L'économie énergétique en Suisse a évolué comme dans le reste de l'Europe, mais avec un certain retard jusque vers 1850. On distingue trois périodes. La société agraire, jusqu'au milieu du XIXe s., pratiquait une économie énergétique à petite échelle, basée sur le bois (Industrie du bois, Charbon de bois) et la biomasse (végétaux alimentant le travail humain et animal), énergies en principe renouvelables. Elle utilisait en outre la force éolienne (navigation à voile) et hydraulique (Moulins), la tourbe (Tourbières) et, à partir du XVIIIe s., le charbon indigène. La société industrielle, de 1860 aux années 1950, fit du charbon importé sa principale source d'énergie et mit en exploitation la force hydraulique à basse ou haute pression (centrales au fil de l'eau, premiers grands Barrages). Ensuite vint la société de consommation, qui couvrit ses besoins surtout par le pétrole et le gaz naturel, dans une moindre mesure par la force hydraulique (Turbines) et plus tard par l'énergie nucléaire. La crise pétrolière et la pollution croissante de l'environnement incitèrent à recourir, dans une mesure limitée, à des énergies nouvelles.

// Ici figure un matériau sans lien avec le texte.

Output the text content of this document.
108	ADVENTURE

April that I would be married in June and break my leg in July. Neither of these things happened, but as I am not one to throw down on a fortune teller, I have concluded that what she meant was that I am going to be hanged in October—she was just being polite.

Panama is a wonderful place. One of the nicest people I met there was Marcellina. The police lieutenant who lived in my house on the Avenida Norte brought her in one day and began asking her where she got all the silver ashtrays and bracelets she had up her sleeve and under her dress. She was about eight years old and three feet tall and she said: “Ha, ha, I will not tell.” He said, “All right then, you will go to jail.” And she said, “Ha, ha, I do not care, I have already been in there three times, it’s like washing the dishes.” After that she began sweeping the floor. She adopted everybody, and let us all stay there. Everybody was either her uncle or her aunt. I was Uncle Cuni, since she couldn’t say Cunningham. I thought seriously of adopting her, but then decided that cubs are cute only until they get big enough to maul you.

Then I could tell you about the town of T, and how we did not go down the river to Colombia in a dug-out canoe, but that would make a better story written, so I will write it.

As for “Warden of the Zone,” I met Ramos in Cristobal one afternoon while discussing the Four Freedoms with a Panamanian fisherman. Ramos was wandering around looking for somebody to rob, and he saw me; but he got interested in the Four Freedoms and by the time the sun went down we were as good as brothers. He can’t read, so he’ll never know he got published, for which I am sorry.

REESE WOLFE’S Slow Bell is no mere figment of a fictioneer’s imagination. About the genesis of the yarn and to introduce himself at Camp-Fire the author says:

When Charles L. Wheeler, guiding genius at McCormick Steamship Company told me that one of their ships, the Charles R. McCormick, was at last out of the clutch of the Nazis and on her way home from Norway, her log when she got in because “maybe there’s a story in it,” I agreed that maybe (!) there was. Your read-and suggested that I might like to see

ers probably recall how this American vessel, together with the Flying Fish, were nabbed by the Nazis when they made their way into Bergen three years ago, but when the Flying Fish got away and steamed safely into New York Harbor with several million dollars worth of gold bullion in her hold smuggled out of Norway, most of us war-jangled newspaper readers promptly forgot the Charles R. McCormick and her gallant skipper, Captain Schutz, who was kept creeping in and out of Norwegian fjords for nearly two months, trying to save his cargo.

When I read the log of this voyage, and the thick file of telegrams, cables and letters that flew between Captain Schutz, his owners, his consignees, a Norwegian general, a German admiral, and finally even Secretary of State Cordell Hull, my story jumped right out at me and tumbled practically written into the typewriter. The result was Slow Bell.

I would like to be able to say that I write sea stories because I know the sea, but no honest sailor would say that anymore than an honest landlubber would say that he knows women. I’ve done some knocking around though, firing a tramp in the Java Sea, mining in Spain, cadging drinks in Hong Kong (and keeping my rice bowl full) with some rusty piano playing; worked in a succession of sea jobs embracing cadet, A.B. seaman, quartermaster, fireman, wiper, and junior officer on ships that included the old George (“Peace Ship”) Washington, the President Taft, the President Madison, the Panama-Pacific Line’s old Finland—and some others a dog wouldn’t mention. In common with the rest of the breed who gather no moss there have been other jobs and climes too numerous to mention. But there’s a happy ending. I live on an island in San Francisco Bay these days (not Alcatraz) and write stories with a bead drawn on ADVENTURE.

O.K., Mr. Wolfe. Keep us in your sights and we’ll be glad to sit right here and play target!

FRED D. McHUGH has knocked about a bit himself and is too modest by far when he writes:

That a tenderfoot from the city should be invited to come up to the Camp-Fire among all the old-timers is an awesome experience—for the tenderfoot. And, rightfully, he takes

L'économie énergétique préindustrielle

L'économie énergétique préindustrielle, "solaire" (au sens où l'entend Christian Pfister, historien du climat), se heurtait à des limites étroites: l'énergie mécanique reposait essentiellement sur la force humaine et animale, qui dépendait de la biomasse produite sur place (aliments, fourrages). Le transport de combustibles sur de longues distances, à part le flottage sur les voies d'eau, n'avait guère de sens: en effet, comme pour les autres matières pondéreuses, les coûts (énergétiques) du transport dépassaient rapidement la valeur de la marchandise. Les matériaux exigeant beaucoup d'énergie (le fer par exemple) étaient chers et réservés à des usages spéciaux.

Dans le bilan énergétique des sociétés agraires, la roue à aubes ne jouait quantitativement qu'un rôle mineur (moins de 1%); mais, seule source d'énergie mécanique plus ou moins constante, elle prit une grande importance pour l'industrialisation. La Suisse ne possédant que peu de gisements de charbon, il était logique, du point de vue énergétique, que les premières industries à s'y développer aient été l'horlogerie et le textile, qui exigeaient beaucoup de travail mais peu de matières premières.

Vers la fin du XVIIIe s., l'essor démographique et la production artisanale exercèrent une pression croissante sur l'agriculture et la sylviculture, productrices d'énergie. En outre, la demande indigène entra en concurrence avec l'exportation croissante de bois de construction vers les pays voisins. Le commerce du bois fit entrer les notions de profit et de rentabilité dans une économie forestière organisée à l'origine en communautés d'usagers (Forêt); la production de bois de chauffe, moins cher, perdit de son intérêt. Ainsi, vers 1800, la capacité de l'économie énergétique préindustrielle commença d'être dépassée: il en résulta une hausse des prix du bois, une surexploitation des forêts et une diminution des surfaces boisées. La Suisse ne se libéra de cette contrainte qu'en important des combustibles fossiles.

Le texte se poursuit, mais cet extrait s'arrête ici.